La passion d'un prince

Version audio : 


Il pleut. Mon esprit change sa trajectoire et au lieu de se concentrer sur la lecture envisagée se dirige vers la fenêtre de toit de mon bureau sur laquelle viennent lourdement s’écraser les gouttes d’eau tombées du ciel… Semblant passer à travers le vitrage pourtant robuste, il s’élève haut dans l’espace sachant visiblement parfaitement où il va…

Ah mais c’est vrai, mon esprit avait rendez-vous avec celui de ce cher Bertrand de Faucigny qui vient de convoler en justes noces avec la riche princesse Paule Murat… Ce fut vraiment un très beau mariage, tout Paris en parle encore en 1922 lorsqu’il apprend la naissance de la petite Diane…

Nous voici donc réunis une nouvelle fois Bertrand et je montre toujours autant de curiosité pour ta vie et je me dis que si ta jeune épouse t’a peut-être intéressé un temps, tu es vite retourné à tes premières amours surtout que tu as fait la connaissance de Pierre de Vizcaya et de Louis Zborowski qui, comme toi, sont épris des formes aérodynamiques de ces machines de mort que l’on nomme automobiles. Et ces hommes ne sont pas qu’amoureux de leurs bolides, ils les pilotent d’une main ferme et de leur volonté farouche de gagner la course car, au volant de leurs puissantes machines lancées à toute allure, ils participent aux grands prix qui fleurissent un peu partout dans le monde et… ils gagnent… parfois…
Tu es fasciné, complètement envoûté par la machine infernale et grisé par la vitesse incroyable à laquelle elle est capable de t’emporter partout où tu le désires… quel sentiment de puissance t’envahit lorsque tu te glisses derrière un volant, quelle sensation de liberté te submerge alors… C’est décidé, toi aussi tu vas devenir un pilote digne de ce nom, toi aussi tu vas gagner course après course… et tu vas commencer par la plus prestigieuse d’entre elles, les 500 miles d’Indianapolis…
Bugatti, l’ensorcelante, va devenir ta plus fidèle compagne… Il faut reconnaître que dans le milieu de la vitesse et des prouesses mécaniques, elle vient de se tailler la part belle… tant et si bien qu’il n’est plus besoin d’être un initié pour connaître son palmarès… Au grand prix d’Italie de 1921 qui se court à Brescia, les Bugatti, dont la cylindrée est passée à 1 496 cc et à deux carburateurs, remportent une écrasante victoire. Ton ami Vizcaya, au volant de la sienne, est arrivé deuxième, derrière une autre Bugatti et suivi de deux autres… tant et si bien que depuis cette course, la Bugatti de type 13 qui était le modèle engagé a été surnommé le « Brescia »

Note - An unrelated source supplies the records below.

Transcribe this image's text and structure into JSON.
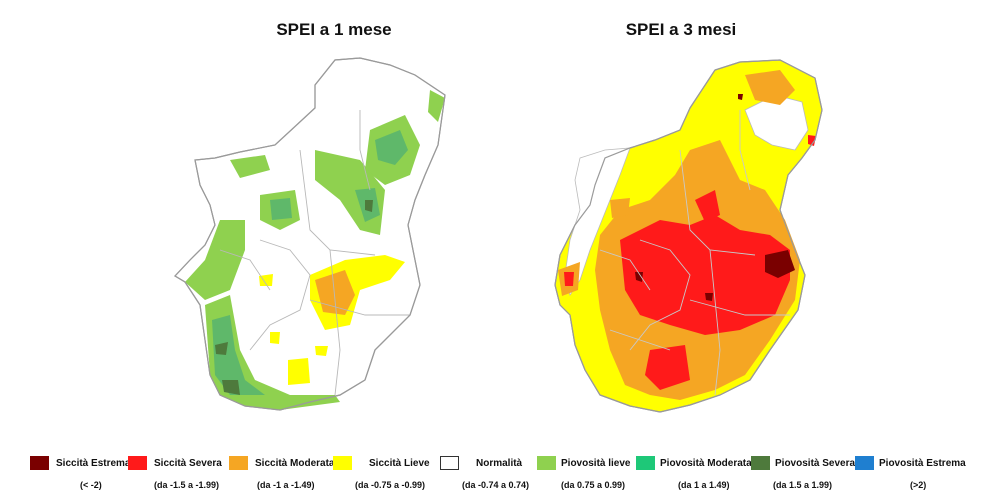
{
  "maps": {
    "left_title": "SPEI a 1 mese",
    "right_title": "SPEI a 3 mesi"
  },
  "legend": [
    {
      "label": "Siccità Estrema",
      "range": "(< -2)",
      "color": "#7a0000"
    },
    {
      "label": "Siccità Severa",
      "range": "(da -1.5 a -1.99)",
      "color": "#ff1a1a"
    },
    {
      "label": "Siccità Moderata",
      "range": "(da -1 a -1.49)",
      "color": "#f5a623"
    },
    {
      "label": "Siccità Lieve",
      "range": "(da -0.75 a -0.99)",
      "color": "#ffff00"
    },
    {
      "label": "Normalità",
      "range": "(da -0.74 a 0.74)",
      "color": "#ffffff"
    },
    {
      "label": "Piovosità lieve",
      "range": "(da 0.75 a 0.99)",
      "color": "#8fd14f"
    },
    {
      "label": "Piovosità Moderata",
      "range": "(da 1 a 1.49)",
      "color": "#1ec878"
    },
    {
      "label": "Piovosità Severa",
      "range": "(da 1.5 a 1.99)",
      "color": "#4e7a3c"
    },
    {
      "label": "Piovosità Estrema",
      "range": "(>2)",
      "color": "#1f7fd0"
    }
  ]
}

Bertrand de Faucigny Indy 500 de 1923Alors, c'est décidé, tu vas entrer dans l’aventure et tu aspires de toutes tes forces à inscrire ton nom auprès de ceux de tes amis qui ont déjà le leur sur la liste des inoubliables pilotes automobiles…  Tu t’associes à leur soif de vaincre et pour cela, il te faut cette Bugatti de légende… qu’importe son prix, qu’importe le coût des modifications qu’il faut faire apporter, sur propositions de tes amis Vizcaya et Zborowski, pour transformer le bolide en monoplace… 
La fine équipe que vous formez alors, avec Raül Riganti et Martin de Alzaga, autres pilotes reconnus, qui viennent d’acheter leur Bugatti pour vous suivre dans la course, fait appel aux meilleurs spécialistes français de l’époque. 
C’est ainsi que la carrosserie est dessinée par Berchereau et est réalisée par les établissements parisiens Lavocat et Marsaud.

Les Bugatti au départ de l'Indy 500 en 1923


Une Bugatti à l'Indy 500 de 1923
Et te voici engagé dans la course, celle déjà fabuleuse que l’on appelle Indy 500 et qui se déroule sur le circuit Indianapolis Motor Speedway, dans l’état de l’Indiana aux Etats-Unis. 
Cinq Bugatti sont au départ ; les essais sont encourageants… Les bolides, améliorés à grand renfort de billets de banque, réalisent les quatrième, cinquième et sixième meilleurs temps avec une vitesse de pointe, très prometteuse, de plus de 176 km/h… mais l’Américain, Tommy Milton, avec sa Miller, réalise une moyenne de 174 km/h.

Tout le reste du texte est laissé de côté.